Поразмыслив, один из них заявил:
– Тогда поцелуй!
Лиззи гордо тряхнула головой:
– Ни за что!
– Тебе жалко, что ли?
– Я с женихом целоваться буду! – выпалила она и тут же поняла свою ошибку.
– Я, я на тебе женюсь! – вразнобой откликнулись подростки.
– Вот еще выдумали! Никто из вас мне не пара.
– Тогда признавайся, за кого замуж пойдешь. Может, мы тебя и отпустим.
Лиззи согласно кивнула, и веревки тут же распутали. Девушка, высвободившись, отскочила в сторону и крикнула:
– Я за рыцаря в замке замуж выйду, уж он-то знает, как жену ублажать!
Реджинальд Шокли расстроенно посмотрел на нее, понимая, что в шутке Лиззи есть доля правды. Заметив его огорчение, девушка улыбнулась, поманила его к себе, поцеловала в щеку и убежала. Реджинальд вспыхнул от удовольствия и остался стоять посреди улицы.
После разговора с Бенедиктом Мейсоном вечер у Евстахия Годфри не задался. К Уилсону он заходил трижды, но, к раздражению Годфри, торговец домой так и не вернулся.

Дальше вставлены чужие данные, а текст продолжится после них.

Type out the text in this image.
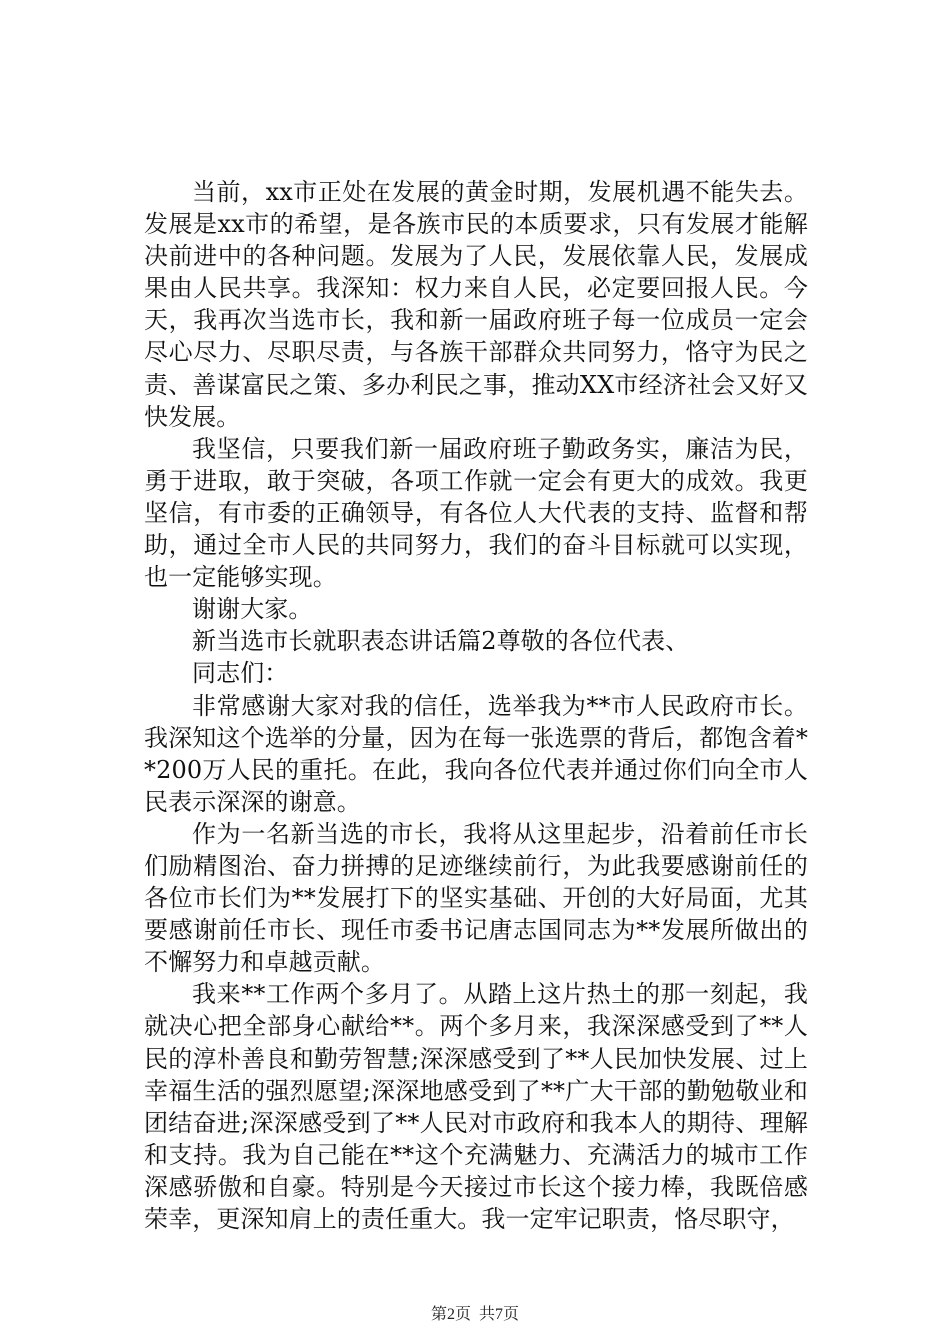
当前，xx市正处在发展的黄金时期，发展机遇不能失去。发展是xx市的希望，是各族市民的本质要求，只有发展才能解决前进中的各种问题。发展为了人民，发展依靠人民，发展成果由人民共享。我深知：权力来自人民，必定要回报人民。今天，我再次当选市长，我和新一届政府班子每一位成员一定会尽心尽力、尽职尽责，与各族干部群众共同努力，恪守为民之责、善谋富民之策、多办利民之事，推动XX市经济社会又好又快发展。

我坚信，只要我们新一届政府班子勤政务实，廉洁为民，勇于进取，敢于突破，各项工作就一定会有更大的成效。我更坚信，有市委的正确领导，有各位人大代表的支持、监督和帮助，通过全市人民的共同努力，我们的奋斗目标就可以实现，也一定能够实现。

谢谢大家。

新当选市长就职表态讲话篇2尊敬的各位代表、

同志们：

非常感谢大家对我的信任，选举我为**市人民政府市长。我深知这个选举的分量，因为在每一张选票的背后，都饱含着**200万人民的重托。在此，我向各位代表并通过你们向全市人民表示深深的谢意。

作为一名新当选的市长，我将从这里起步，沿着前任市长们励精图治、奋力拼搏的足迹继续前行，为此我要感谢前任的各位市长们为**发展打下的坚实基础、开创的大好局面，尤其要感谢前任市长、现任市委书记唐志国同志为**发展所做出的不懈努力和卓越贡献。

我来**工作两个多月了。从踏上这片热土的那一刻起，我就决心把全部身心献给**。两个多月来，我深深感受到了**人民的淳朴善良和勤劳智慧;深深感受到了**人民加快发展、过上幸福生活的强烈愿望;深深地感受到了**广大干部的勤勉敬业和团结奋进;深深感受到了**人民对市政府和我本人的期待、理解和支持。我为自己能在**这个充满魅力、充满活力的城市工作深感骄傲和自豪。特别是今天接过市长这个接力棒，我既倍感荣幸，更深知肩上的责任重大。我一定牢记职责，恪尽职守，

第2页  共7页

Опускались сумерки; городские улицы опустели – в преддверии праздника горожане разбрелись по пирушкам. Случайная встреча с Майклом Шокли тоже не прибавила Годфри уверенности в себе, еще и потому, что торговец за десять лет разбогател. Часы на колокольне пробили восемь, и Годфри в четвертый раз постучал в дверь особняка Уилсонов.
Торговец оказался дома и согласился принять гостя.
Особняк Джона Уилсона занимал два каменных дома на углу квартала. Парадный вход находился в нише под внушительной аркой, над которой располагалась спальня. За аркой виднелись двор и сад, обнесенный высокой стеной. В целом постройка создавала впечатление жилища богатого человека.
Годфри пригласили в гостиную, где за дубовым столом восседал Джон Уилсон. При виде гостя хозяин не поднялся, а лишь кивнул на кресло напротив, приглашая Годфри садиться. Только сейчас Евстахий заметил, что в углу гостиной молча стоит Роберт Уилсон, сын торговца.
Потолочные дубовые балки украшала замысловатая резьба, в окна было вставлено рейнское стекло с узором из роз и лилий. На столе перед Джоном Уилсоном стояла тарелка копченых языков и миска изюма. Торговец опустил серебряную вилку на столешницу и подтолкнул миску гостю, не произнося ни слова.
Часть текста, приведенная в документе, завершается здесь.